Popenoe de Hatch, Marion

1989   Observaciones sobre el desarrollo cultural prehistórico en la Costa Sur de Guatemala. En Investigaciones Arqueológicas en la Costa Sur de Guatemala (editado por David S. Whitley y Marilyn P. Beaudry). Institute of Archaeology, Monograph 31. University of California, Los Angeles.

Kidder, Alfred V., J. D. Jennings y Edwin Shook

1946   Excavations at Kaminaljuyu, Guatemala. Carnegie Institution of Washington, Pub. 561. Washington, D.C.

Vogt, Evon Z.

1983   Some New Themes in Settlement Pattern Research.
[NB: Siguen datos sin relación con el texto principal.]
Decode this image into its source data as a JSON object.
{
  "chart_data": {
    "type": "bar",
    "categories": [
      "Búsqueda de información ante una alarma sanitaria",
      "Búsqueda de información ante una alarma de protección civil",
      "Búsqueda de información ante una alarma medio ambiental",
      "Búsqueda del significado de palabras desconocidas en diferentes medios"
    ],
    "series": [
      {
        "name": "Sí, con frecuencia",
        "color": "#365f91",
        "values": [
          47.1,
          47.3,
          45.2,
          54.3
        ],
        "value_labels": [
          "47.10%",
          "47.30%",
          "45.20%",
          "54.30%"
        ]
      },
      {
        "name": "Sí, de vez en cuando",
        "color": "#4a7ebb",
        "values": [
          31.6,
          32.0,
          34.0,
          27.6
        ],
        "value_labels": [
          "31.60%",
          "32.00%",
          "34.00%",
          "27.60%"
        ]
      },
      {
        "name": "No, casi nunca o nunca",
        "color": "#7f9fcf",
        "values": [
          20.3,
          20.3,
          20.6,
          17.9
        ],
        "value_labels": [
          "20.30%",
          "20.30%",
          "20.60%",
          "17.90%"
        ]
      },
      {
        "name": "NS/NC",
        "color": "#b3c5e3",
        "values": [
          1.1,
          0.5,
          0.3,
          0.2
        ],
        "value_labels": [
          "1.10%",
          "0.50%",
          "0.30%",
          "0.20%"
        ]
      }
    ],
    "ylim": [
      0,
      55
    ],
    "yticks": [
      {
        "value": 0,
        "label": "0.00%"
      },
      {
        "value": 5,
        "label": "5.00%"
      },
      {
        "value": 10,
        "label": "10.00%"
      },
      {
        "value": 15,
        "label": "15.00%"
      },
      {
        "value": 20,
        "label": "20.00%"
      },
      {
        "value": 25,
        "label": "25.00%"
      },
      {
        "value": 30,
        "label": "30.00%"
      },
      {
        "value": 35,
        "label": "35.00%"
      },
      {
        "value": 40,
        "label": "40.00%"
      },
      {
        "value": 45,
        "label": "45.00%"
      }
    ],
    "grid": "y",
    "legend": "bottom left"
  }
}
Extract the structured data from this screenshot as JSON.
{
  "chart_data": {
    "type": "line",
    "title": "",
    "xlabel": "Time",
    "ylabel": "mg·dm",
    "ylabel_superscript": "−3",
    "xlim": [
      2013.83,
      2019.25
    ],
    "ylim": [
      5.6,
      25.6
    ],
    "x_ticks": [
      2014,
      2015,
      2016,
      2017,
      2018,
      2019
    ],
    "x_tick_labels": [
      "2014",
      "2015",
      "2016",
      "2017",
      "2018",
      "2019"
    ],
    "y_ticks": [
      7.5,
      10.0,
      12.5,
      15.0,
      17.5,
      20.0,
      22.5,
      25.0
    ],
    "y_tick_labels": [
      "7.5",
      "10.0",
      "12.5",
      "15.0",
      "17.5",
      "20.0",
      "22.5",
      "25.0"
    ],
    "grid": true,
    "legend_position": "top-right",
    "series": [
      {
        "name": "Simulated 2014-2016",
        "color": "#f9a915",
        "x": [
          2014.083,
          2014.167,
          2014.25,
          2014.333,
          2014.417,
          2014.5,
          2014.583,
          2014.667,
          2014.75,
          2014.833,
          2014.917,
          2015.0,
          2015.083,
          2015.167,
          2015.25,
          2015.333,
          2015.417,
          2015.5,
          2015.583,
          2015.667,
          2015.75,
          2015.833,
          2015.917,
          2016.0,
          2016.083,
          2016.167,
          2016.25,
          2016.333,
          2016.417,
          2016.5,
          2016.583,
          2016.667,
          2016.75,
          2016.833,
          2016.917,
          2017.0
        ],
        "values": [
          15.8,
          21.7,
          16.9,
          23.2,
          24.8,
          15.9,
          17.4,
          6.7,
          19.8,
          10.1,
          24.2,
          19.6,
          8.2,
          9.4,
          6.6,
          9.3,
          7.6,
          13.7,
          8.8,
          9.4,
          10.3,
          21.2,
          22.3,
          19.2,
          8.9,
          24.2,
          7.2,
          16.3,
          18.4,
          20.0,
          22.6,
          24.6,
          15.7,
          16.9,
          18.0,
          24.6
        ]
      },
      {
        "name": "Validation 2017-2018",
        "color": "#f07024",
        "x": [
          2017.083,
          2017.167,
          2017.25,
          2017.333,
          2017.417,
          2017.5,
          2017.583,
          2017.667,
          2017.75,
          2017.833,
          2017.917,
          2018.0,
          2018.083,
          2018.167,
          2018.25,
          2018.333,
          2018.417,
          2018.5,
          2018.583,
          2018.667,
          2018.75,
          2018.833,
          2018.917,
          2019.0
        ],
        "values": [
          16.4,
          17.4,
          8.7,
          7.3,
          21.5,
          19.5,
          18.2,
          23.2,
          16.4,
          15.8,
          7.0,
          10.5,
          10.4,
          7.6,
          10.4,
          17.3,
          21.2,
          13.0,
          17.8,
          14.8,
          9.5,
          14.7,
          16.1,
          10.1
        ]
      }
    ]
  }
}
En Prehistoric Settlemente Patterns (editado por Egon Z. Vogt y Richard M. Leventhal), pp.3-20. University of New Mexico Press.

Whalen, M. E.

1983   Reconstructing Early Formative Village Organization in Oaxaca, Mexico. American Antiquity 48:17-43.

Whitley, David S. y Marilyn P. Beaudry

s.f.     Developing Chiefdoms and the Tiquisate Region of Guatemala in Ethnographic Perspective. En The Formation of Complex Society in Southeastern Mesoamérica (editado por William Fowler). Tedford Press.

Wilk, Richard R.

1983   Little House in the Jungle: The Causes of Variation in House Size among Modern Maya. Journal of Anthropological Archaeology 2:99-116.

Wilk Richard R. y William L. Rathje

1982   Household Archaeology. En Archaeology of the Household (editado por Richard R. Wilk y William L. Rathje), pp.617-639. American Behavioral Scientist Vol. 25.